Rotating the secret is a config change on the subscription (the next topic covers rotation).
5. Test it
Section titled “5. Test it”The console's "Test event" button sends a synthetic delivery to your receiver — useful for verifying connectivity and signature validation before real traffic.
The test event looks like a normal event but has data.test: true and event_type: "test.ping". Your receiver should accept and respond 2xx; if it fails, the console shows the response body so you can debug.
For a real-traffic smoke test, sign up a test user in the tenant. You should see the user.signed_up event arrive within a few seconds.
6. Pick what to filter at the receiver
Section titled “6. Pick what to filter at the receiver”The platform sends every event you subscribed to. Your receiver should still validate:
- That the
tenant.idmatches the one you expect (defends against cross-tenant misconfig). - That the
event_typeis one you actually handle (defends against future event types arriving and breaking your downstream). - That the
event_idhasn't been processed (idempotency for retries).
These three checks are short, cheap, and catch a lot of real incidents.
7. Monitor
Section titled “7. Monitor”The console exposes a per-subscription delivery feed: every recent attempt, success or failure, with the HTTP status the receiver returned. If you see a spike in non-2xx, your receiver is unhealthy — investigate before the events expire from the queue.
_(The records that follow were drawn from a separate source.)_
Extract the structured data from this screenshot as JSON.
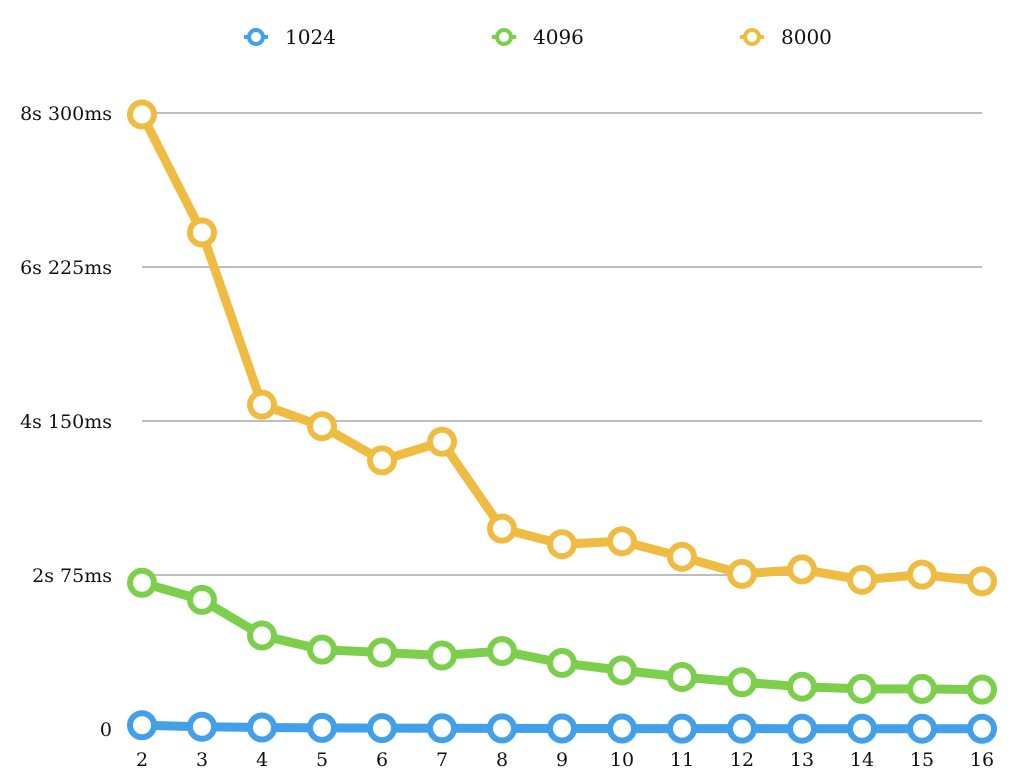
{
  "chart_data": {
    "type": "line",
    "x": [
      2,
      3,
      4,
      5,
      6,
      7,
      8,
      9,
      10,
      11,
      12,
      13,
      14,
      15,
      16
    ],
    "x_tick_labels": [
      "2",
      "3",
      "4",
      "5",
      "6",
      "7",
      "8",
      "9",
      "10",
      "11",
      "12",
      "13",
      "14",
      "15",
      "16"
    ],
    "y_unit": "ms",
    "ylim": [
      0,
      8300
    ],
    "y_ticks": [
      0,
      2075,
      4150,
      6225,
      8300
    ],
    "y_tick_labels": [
      "0",
      "2s 75ms",
      "4s 150ms",
      "6s 225ms",
      "8s 300ms"
    ],
    "grid": true,
    "legend_position": "top",
    "series": [
      {
        "name": "1024",
        "color": "#42a0ea",
        "values": [
          50,
          30,
          20,
          15,
          12,
          10,
          8,
          7,
          6,
          5,
          5,
          4,
          4,
          4,
          3
        ]
      },
      {
        "name": "4096",
        "color": "#7ccf4b",
        "values": [
          1970,
          1740,
          1260,
          1070,
          1030,
          990,
          1050,
          890,
          790,
          700,
          630,
          570,
          540,
          540,
          530
        ]
      },
      {
        "name": "8000",
        "color": "#f0bb41",
        "values": [
          8280,
          6690,
          4370,
          4080,
          3620,
          3870,
          2700,
          2490,
          2530,
          2320,
          2090,
          2150,
          2010,
          2080,
          1990
        ]
      }
    ]
  }
}
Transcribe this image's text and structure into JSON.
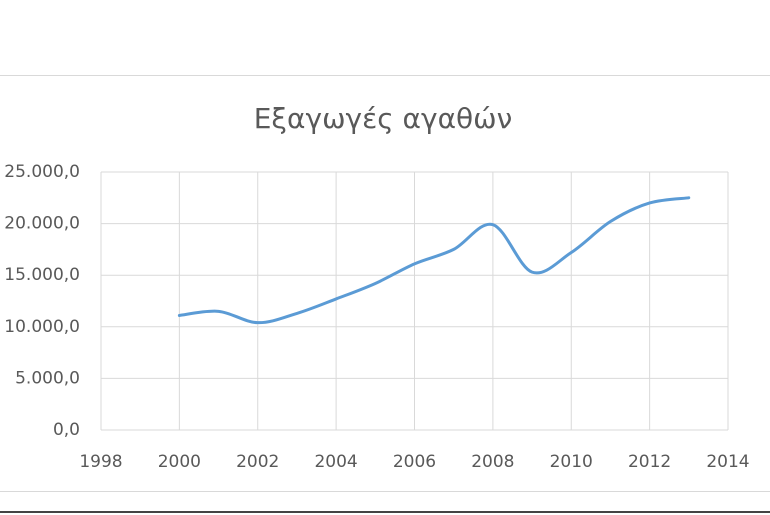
{
  "chart_data": {
    "type": "line",
    "title": "Εξαγωγές αγαθών",
    "x": [
      2000,
      2001,
      2002,
      2003,
      2004,
      2005,
      2006,
      2007,
      2008,
      2009,
      2010,
      2011,
      2012,
      2013
    ],
    "series": [
      {
        "name": "Εξαγωγές αγαθών",
        "color": "#5b9bd5",
        "values": [
          11100,
          11500,
          10400,
          11300,
          12700,
          14200,
          16100,
          17500,
          19900,
          15300,
          17200,
          20200,
          22000,
          22500
        ]
      }
    ],
    "xlim": [
      1998,
      2014
    ],
    "xticks": [
      1998,
      2000,
      2002,
      2004,
      2006,
      2008,
      2010,
      2012,
      2014
    ],
    "ylim": [
      0,
      25000
    ],
    "yticks": [
      {
        "value": 0,
        "label": "0,0"
      },
      {
        "value": 5000,
        "label": "5.000,0"
      },
      {
        "value": 10000,
        "label": "10.000,0"
      },
      {
        "value": 15000,
        "label": "15.000,0"
      },
      {
        "value": 20000,
        "label": "20.000,0"
      },
      {
        "value": 25000,
        "label": "25.000,0"
      }
    ],
    "grid": true,
    "smooth": true
  }
}
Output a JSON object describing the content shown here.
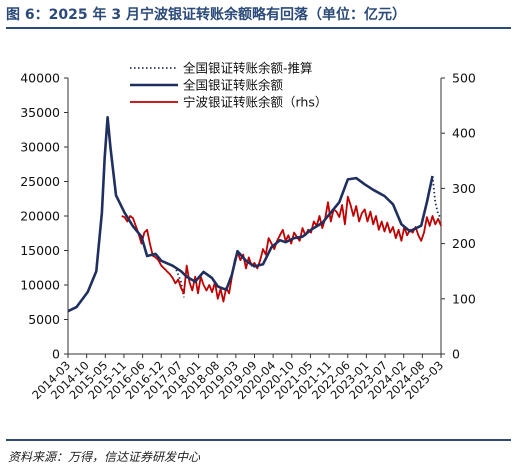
{
  "title": "图 6：2025 年 3 月宁波银证转账余额略有回落（单位：亿元）",
  "source": "资料来源：万得，信达证券研发中心",
  "chart_data": {
    "type": "line",
    "y_left": {
      "min": 0,
      "max": 40000,
      "ticks": [
        "0",
        "5000",
        "10000",
        "15000",
        "20000",
        "25000",
        "30000",
        "35000",
        "40000"
      ]
    },
    "y_right": {
      "min": 0,
      "max": 500,
      "ticks": [
        "0",
        "100",
        "200",
        "300",
        "400",
        "500"
      ]
    },
    "x_range": [
      "2014-03",
      "2025-03"
    ],
    "x_ticks": [
      "2014-03",
      "2014-10",
      "2015-05",
      "2015-12",
      "2016-07",
      "2017-02",
      "2017-09",
      "2018-04",
      "2018-11",
      "2019-06",
      "2020-01",
      "2020-08",
      "2021-03",
      "2021-10",
      "2022-05",
      "2022-12",
      "2023-07",
      "2024-02",
      "2024-09",
      "2025-04"
    ],
    "x_tick_labels": [
      "2014-03",
      "2014-10",
      "2015-05",
      "2015-11",
      "2016-06",
      "2016-12",
      "2017-07",
      "2018-01",
      "2018-08",
      "2019-03",
      "2019-09",
      "2020-04",
      "2020-10",
      "2021-05",
      "2021-11",
      "2022-06",
      "2023-01",
      "2023-07",
      "2024-02",
      "2024-08",
      "2025-03"
    ],
    "colors": {
      "national": "#1f2f5f",
      "ningbo": "#c00000"
    },
    "series": [
      {
        "name": "全国银证转账余额-推算",
        "axis": "left",
        "style": "dotted",
        "points": [
          [
            "2017-02",
            13200
          ],
          [
            "2017-05",
            12500
          ],
          [
            "2017-07",
            10500
          ],
          [
            "2017-08",
            8200
          ]
        ],
        "points2": [
          [
            "2024-12",
            25800
          ],
          [
            "2025-01",
            22000
          ],
          [
            "2025-02",
            20200
          ],
          [
            "2025-03",
            19700
          ]
        ]
      },
      {
        "name": "全国银证转账余额",
        "axis": "left",
        "style": "solid",
        "points": [
          [
            "2014-03",
            6200
          ],
          [
            "2014-06",
            6800
          ],
          [
            "2014-10",
            9000
          ],
          [
            "2015-01",
            12000
          ],
          [
            "2015-03",
            20500
          ],
          [
            "2015-04",
            28500
          ],
          [
            "2015-05",
            34300
          ],
          [
            "2015-06",
            30000
          ],
          [
            "2015-08",
            23000
          ],
          [
            "2015-11",
            20500
          ],
          [
            "2016-02",
            18500
          ],
          [
            "2016-05",
            17000
          ],
          [
            "2016-07",
            14200
          ],
          [
            "2016-10",
            14500
          ],
          [
            "2016-12",
            13500
          ],
          [
            "2017-04",
            12800
          ],
          [
            "2017-07",
            12000
          ],
          [
            "2017-09",
            11200
          ],
          [
            "2017-12",
            10500
          ],
          [
            "2018-03",
            11900
          ],
          [
            "2018-06",
            11000
          ],
          [
            "2018-08",
            9800
          ],
          [
            "2018-11",
            9300
          ],
          [
            "2019-01",
            11500
          ],
          [
            "2019-03",
            14900
          ],
          [
            "2019-06",
            13500
          ],
          [
            "2019-09",
            12700
          ],
          [
            "2019-12",
            13000
          ],
          [
            "2020-03",
            15500
          ],
          [
            "2020-06",
            16500
          ],
          [
            "2020-08",
            16200
          ],
          [
            "2020-11",
            16800
          ],
          [
            "2021-02",
            17000
          ],
          [
            "2021-05",
            18000
          ],
          [
            "2021-09",
            19000
          ],
          [
            "2021-12",
            20500
          ],
          [
            "2022-03",
            22000
          ],
          [
            "2022-06",
            25300
          ],
          [
            "2022-09",
            25500
          ],
          [
            "2022-12",
            24600
          ],
          [
            "2023-03",
            23800
          ],
          [
            "2023-07",
            22900
          ],
          [
            "2023-10",
            21700
          ],
          [
            "2024-01",
            18800
          ],
          [
            "2024-04",
            17800
          ],
          [
            "2024-08",
            18600
          ],
          [
            "2024-10",
            22000
          ],
          [
            "2024-12",
            25800
          ]
        ]
      },
      {
        "name": "宁波银证转账余额（rhs）",
        "axis": "right",
        "style": "solid",
        "points": [
          [
            "2015-10",
            250
          ],
          [
            "2015-11",
            248
          ],
          [
            "2015-12",
            240
          ],
          [
            "2016-01",
            250
          ],
          [
            "2016-02",
            246
          ],
          [
            "2016-03",
            232
          ],
          [
            "2016-04",
            218
          ],
          [
            "2016-05",
            200
          ],
          [
            "2016-06",
            220
          ],
          [
            "2016-07",
            225
          ],
          [
            "2016-08",
            200
          ],
          [
            "2016-09",
            178
          ],
          [
            "2016-10",
            175
          ],
          [
            "2016-11",
            170
          ],
          [
            "2016-12",
            160
          ],
          [
            "2017-01",
            155
          ],
          [
            "2017-02",
            150
          ],
          [
            "2017-03",
            145
          ],
          [
            "2017-04",
            138
          ],
          [
            "2017-05",
            128
          ],
          [
            "2017-06",
            135
          ],
          [
            "2017-07",
            120
          ],
          [
            "2017-08",
            110
          ],
          [
            "2017-09",
            160
          ],
          [
            "2017-10",
            130
          ],
          [
            "2017-11",
            115
          ],
          [
            "2017-12",
            140
          ],
          [
            "2018-01",
            110
          ],
          [
            "2018-02",
            140
          ],
          [
            "2018-03",
            125
          ],
          [
            "2018-04",
            115
          ],
          [
            "2018-05",
            125
          ],
          [
            "2018-06",
            112
          ],
          [
            "2018-07",
            130
          ],
          [
            "2018-08",
            100
          ],
          [
            "2018-09",
            118
          ],
          [
            "2018-10",
            95
          ],
          [
            "2018-11",
            120
          ],
          [
            "2018-12",
            110
          ],
          [
            "2019-01",
            140
          ],
          [
            "2019-02",
            170
          ],
          [
            "2019-03",
            185
          ],
          [
            "2019-04",
            170
          ],
          [
            "2019-05",
            180
          ],
          [
            "2019-06",
            155
          ],
          [
            "2019-07",
            175
          ],
          [
            "2019-08",
            160
          ],
          [
            "2019-09",
            165
          ],
          [
            "2019-10",
            155
          ],
          [
            "2019-11",
            170
          ],
          [
            "2019-12",
            190
          ],
          [
            "2020-01",
            180
          ],
          [
            "2020-02",
            210
          ],
          [
            "2020-03",
            200
          ],
          [
            "2020-04",
            190
          ],
          [
            "2020-05",
            205
          ],
          [
            "2020-06",
            215
          ],
          [
            "2020-07",
            225
          ],
          [
            "2020-08",
            205
          ],
          [
            "2020-09",
            215
          ],
          [
            "2020-10",
            200
          ],
          [
            "2020-11",
            220
          ],
          [
            "2020-12",
            212
          ],
          [
            "2021-01",
            205
          ],
          [
            "2021-02",
            228
          ],
          [
            "2021-03",
            215
          ],
          [
            "2021-04",
            225
          ],
          [
            "2021-05",
            220
          ],
          [
            "2021-06",
            240
          ],
          [
            "2021-07",
            232
          ],
          [
            "2021-08",
            250
          ],
          [
            "2021-09",
            228
          ],
          [
            "2021-10",
            245
          ],
          [
            "2021-11",
            275
          ],
          [
            "2021-12",
            240
          ],
          [
            "2022-01",
            262
          ],
          [
            "2022-02",
            258
          ],
          [
            "2022-03",
            248
          ],
          [
            "2022-04",
            270
          ],
          [
            "2022-05",
            235
          ],
          [
            "2022-06",
            285
          ],
          [
            "2022-07",
            270
          ],
          [
            "2022-08",
            250
          ],
          [
            "2022-09",
            268
          ],
          [
            "2022-10",
            240
          ],
          [
            "2022-11",
            255
          ],
          [
            "2022-12",
            262
          ],
          [
            "2023-01",
            240
          ],
          [
            "2023-02",
            258
          ],
          [
            "2023-03",
            235
          ],
          [
            "2023-04",
            250
          ],
          [
            "2023-05",
            225
          ],
          [
            "2023-06",
            240
          ],
          [
            "2023-07",
            222
          ],
          [
            "2023-08",
            238
          ],
          [
            "2023-09",
            220
          ],
          [
            "2023-10",
            230
          ],
          [
            "2023-11",
            210
          ],
          [
            "2023-12",
            225
          ],
          [
            "2024-01",
            205
          ],
          [
            "2024-02",
            230
          ],
          [
            "2024-03",
            215
          ],
          [
            "2024-04",
            225
          ],
          [
            "2024-05",
            220
          ],
          [
            "2024-06",
            230
          ],
          [
            "2024-07",
            215
          ],
          [
            "2024-08",
            205
          ],
          [
            "2024-09",
            220
          ],
          [
            "2024-10",
            248
          ],
          [
            "2024-11",
            232
          ],
          [
            "2024-12",
            250
          ],
          [
            "2025-01",
            235
          ],
          [
            "2025-02",
            245
          ],
          [
            "2025-03",
            232
          ]
        ]
      }
    ],
    "legend": {
      "placement": "top-center"
    }
  }
}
For long-running production use, also tail this feed from your monitoring system (alerts on >X% failures in 5m). The dashboard is a starting point, not a substitute for alerting.
Common setup mistakes
Section titled “Common setup mistakes”- Subscribing to
*"to be safe". The platform will deliver every event, including the ones you don't care about, which is bandwidth + risk for no gain. Subscribe to what you'll actually act on. - Pointing a dev subscription at a production receiver. Dev signups arriving at production CRM is messy. Use distinct receivers per environment.
- Forgetting to set the secret. The receiver accepts the first event, signature check fails, the event goes to retry, and you don't notice until the dead-letter queue alarms hours later.
- Returning 5xx for application-level rejection. If your receiver decides "I don't want this event", return 2xx and drop it — 5xx triggers retries, which you don't want for a permanent rejection.